Dienstag, 9. Februar 2010

Schamanismus und Traum - Einleitung (4)

Im Schamanismus gibt es nun eine besondere Traumkultur: Hier ist der Traum das Devinationsintrument par excellence, und er gilt ebenso wie die Trance als Ort des Kontaktes mit den Geistern. Meist sind Schamanen für ihre Gruppe zentraler Angelpunkt zwischen der wachen Welt und der Traumwelt; sie träumen entweder der stellvertretend für das Kollektiv, oder sie müssen Träume ihrer Leute interpretieren und allenfalls mit rituellen Vorkehrungen darauf reagieren.

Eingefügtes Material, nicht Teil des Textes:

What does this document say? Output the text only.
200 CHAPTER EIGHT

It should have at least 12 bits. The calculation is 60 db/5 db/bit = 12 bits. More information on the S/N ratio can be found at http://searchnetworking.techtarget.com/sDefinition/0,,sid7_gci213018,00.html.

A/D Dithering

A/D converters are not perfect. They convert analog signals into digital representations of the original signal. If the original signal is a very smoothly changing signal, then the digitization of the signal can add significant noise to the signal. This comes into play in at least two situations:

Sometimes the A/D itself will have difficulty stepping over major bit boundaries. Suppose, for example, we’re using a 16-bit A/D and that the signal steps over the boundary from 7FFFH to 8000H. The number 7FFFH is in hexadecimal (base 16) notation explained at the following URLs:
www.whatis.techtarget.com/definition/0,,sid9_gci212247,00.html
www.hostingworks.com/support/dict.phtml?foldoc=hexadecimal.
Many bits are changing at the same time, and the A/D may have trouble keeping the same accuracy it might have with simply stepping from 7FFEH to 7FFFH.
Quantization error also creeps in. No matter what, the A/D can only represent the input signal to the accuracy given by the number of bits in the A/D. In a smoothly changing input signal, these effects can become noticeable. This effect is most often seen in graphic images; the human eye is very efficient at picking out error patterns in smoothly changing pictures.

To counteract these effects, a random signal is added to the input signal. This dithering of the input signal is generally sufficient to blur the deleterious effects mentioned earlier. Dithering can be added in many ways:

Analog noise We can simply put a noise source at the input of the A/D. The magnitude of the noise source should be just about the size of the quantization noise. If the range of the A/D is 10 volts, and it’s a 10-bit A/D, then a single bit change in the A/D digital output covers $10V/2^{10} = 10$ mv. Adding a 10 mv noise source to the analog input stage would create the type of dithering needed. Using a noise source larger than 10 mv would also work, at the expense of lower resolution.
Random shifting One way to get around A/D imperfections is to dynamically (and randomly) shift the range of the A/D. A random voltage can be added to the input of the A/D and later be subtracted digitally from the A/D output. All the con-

Nun treten aber die Träume der Schamanen nicht nur spontan und autonom auf wie die unseren, sie sind oft absichtlich herbeigeführt, und die Schamanen können deren Geschehen willentlich steuern. Wie dies im Prinzip allen Menschen möglich wäre, einige Begabungen vorausgesetzt, werde ich im vierten Kapitel aufzeigen.


Zum besseren Verständnis des geschilderten Traumgeschehens und seiner Relevanz für uns werde ich im Folgenden die Traumtheorie Sigmund Freuds und C.G. Jungs kurz skizzieren.

Freud befasste ich vor allem mit den >> seelischen Verkrümmungen <<, die die Prüderie der viktorianische Moralvorstellungen seiner Zeit in den Menschen verursacht hatten. Damit haben zwar indigen Schamanen kaum etwas am Hut, aber Freuds Traumverständnis soll hier dennoch erwähnt werden.


Für Freud ist der Traum einer Erfüllung von unbewussten, weil verdrängten infantilen Wünschen. Sogar Unlustträume sieht er so, weil die Wunscherfüllung einen peinlichen Affekt wie etwa Scham auslöst. In der Regel wird dieser Affekt durch ein Traumzensur verhindert, die keine verbotenen Wünsche in den manifesten Traum gelangen lässt.

Diese Wünsch werden auf diese Weise durch Verschiebung und Verdichtung in eine andere Form gebracht, die für den Träumer annehmbar ist, so dass sein Schlaf nicht gestört wird. Freud unterscheidet zwischen den manifesten Trauminhalt (dem erinnerten Traumgeschehen) und den latenten Traumgedanken (den dahinter liegenden Wunschgedanken), die durch die Deutungen erschlossen werden müssen. Er betont sehr stark die sexuellen Triebwünsche im Traum und sieht die Deutungen ausschließlich unter einen kausalen Aspekt, d.h., er erkennt aus Konflikten und Verdrängungen der Vergangenheit mit Hilfe des Kontextes des Uraschen gegenwärtiger Neurosen.

C.G. Jung hat sich viel mit Schamanismus und Religionsgeschichte beschäftigt, er hat unsere psychischen Wurzeln erforscht und neue Zugänge zu ihnen erschlossen, die enge mit dem Schamanismus verwandt sind. Mit diesen Analogien habe ich mich in diesem Buch ebenfalls befasst, weil dieser Weg für uns ohne weiteres zugänglich ist.